In step S6, it is determined whether the search for the optimal charging route has converged. If the determination is negative (NO), steps S2 to S5 are repeated, but if the determination is positive (YES), the process proceeds to step S7.

In step S7, the obtained result (optimal solution charging route) is notified to the driver as the recommended route (or recommended charging route). It should be noted that, for example, when searching for the recommended route, it is possible to use a system for pre-booking the use of charging stations along the recommended route in combination, in which case the driver of vehicle 10 will be relieved of concerns about running out of power and will be more likely to follow the recommended route.

As described above, according to an embodiment of the present invention, it is possible to propose a charging route that prevents multiple vehicles 10 from concentrating at a specific power supply point (a power supply station equipped with a contact-type charging stand 200 or a non-contact power supply lane on a road). This makes it possible to set the driver's intention, such as prioritizing arrival time or charging, when searching for a charging route for each of multiple vehicles 10, thereby preventing multiple vehicles 10 from concentrating at a specific power supply point and placing an excessive power supply load at that power supply point. As a result, it is possible to prevent multiple vehicles 10 from running out of power because they are unable to receive power as planned.

The present invention is not limited to the above-described embodiment, and can be modified as appropriate within the scope of the claims and their equivalents. For example, in Figure 2, an embodiment in which step S6 is eliminated, step S7 is replaced with a new step S6, and the processing of this step S6 is changed to "notify the driver of the discovered charging route" is also included in the present invention.

The present invention can be suitably used in vehicle information management systems.
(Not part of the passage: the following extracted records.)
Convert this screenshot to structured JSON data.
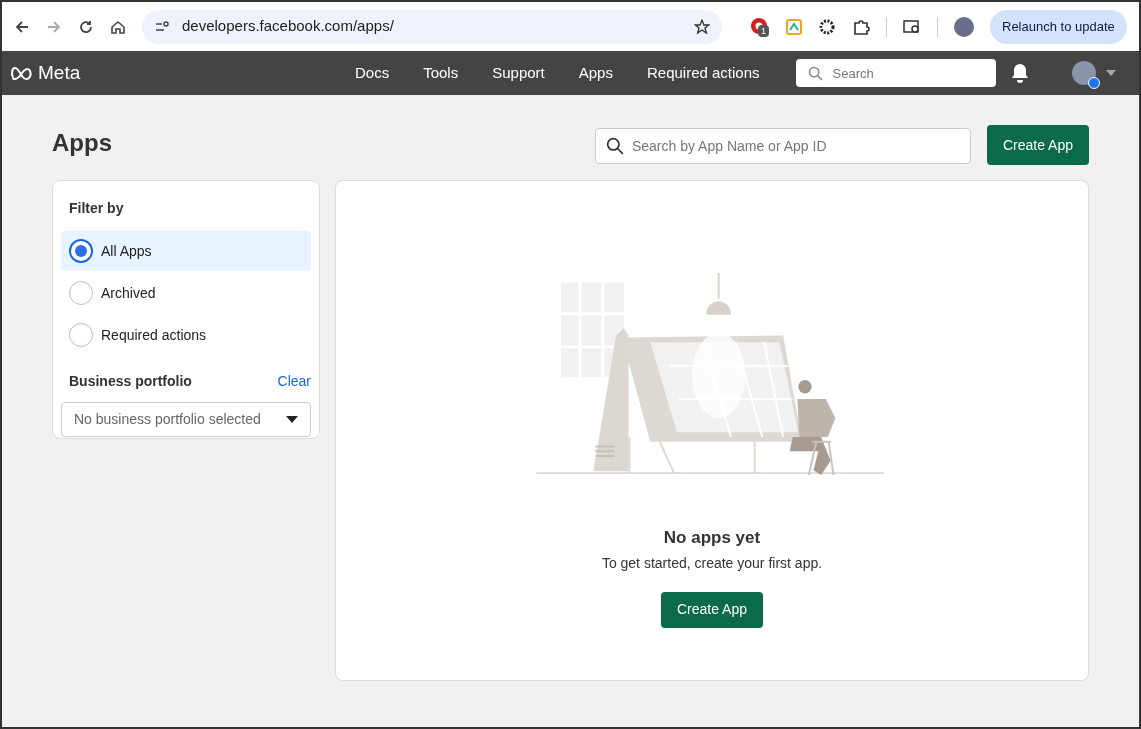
{
  "browser": {
    "url": "developers.facebook.com/apps/",
    "extension_badge": "1",
    "relaunch_button": "Relaunch to update"
  },
  "navbar": {
    "logo": "Meta",
    "links": [
      {
        "label": "Docs"
      },
      {
        "label": "Tools"
      },
      {
        "label": "Support"
      },
      {
        "label": "Apps"
      },
      {
        "label": "Required actions"
      }
    ],
    "search": {
      "placeholder": "Search"
    }
  },
  "page": {
    "title": "Apps",
    "search": {
      "placeholder": "Search by App Name or App ID"
    },
    "create_button": "Create App"
  },
  "filter": {
    "heading": "Filter by",
    "options": [
      {
        "label": "All Apps",
        "selected": true
      },
      {
        "label": "Archived",
        "selected": false
      },
      {
        "label": "Required actions",
        "selected": false
      }
    ],
    "portfolio": {
      "heading": "Business portfolio",
      "clear": "Clear",
      "dropdown": "No business portfolio selected"
    }
  },
  "empty_state": {
    "title": "No apps yet",
    "message": "To get started, create your first app.",
    "button": "Create App"
  }
}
10...vehicle, 20...battery, 30...in-vehicle terminal, 60...contactless power receiving device, 71...SOC detector, 72...CAN communication line, 81...motor, 100...center server, 101...communication control unit, 102...vehicle information management unit, 103...map information management unit, 104...charging infrastructure information management unit, 105...information creation and provision unit, 110...charging cable, 200...charging stand, 300...charging infrastructure information server, 400...contactless power supply device.

Claims (1)

A vehicle information management system including an on-board terminal mounted on a vehicle that runs by driving a motor with power charged in a battery, and a control device that transmits a charging plan related to power supply to the battery to the on-board terminal,
The vehicle includes a cable-connected power supply system that supplies power to the battery from a contact-type charging station via a charging cable, and a contactless power supply system that supplies power transmitted from a contactless power supply device to the battery in a contactless manner,
The control device includes: a proposing unit that lists a plurality of combinations of power supply points that can supply power so that each of the plurality of vehicles reaches a target SOC by the time the vehicles arrive at their respective destinations;
a calculation unit that selects one of the combinations of power supply points listed by the proposal unit, and calculates a required charging amount for each power supply point that is required when a plurality of vehicles are supplied with power using the selected combination of power supply points;
a search unit that searches for an optimal solution charging route consisting of a combination of power supply points such that the requested charging amount to each power supply point in each time period does not exceed a power supply capacity limit, based on the requested charging amount to each power supply point calculated by the calculation unit.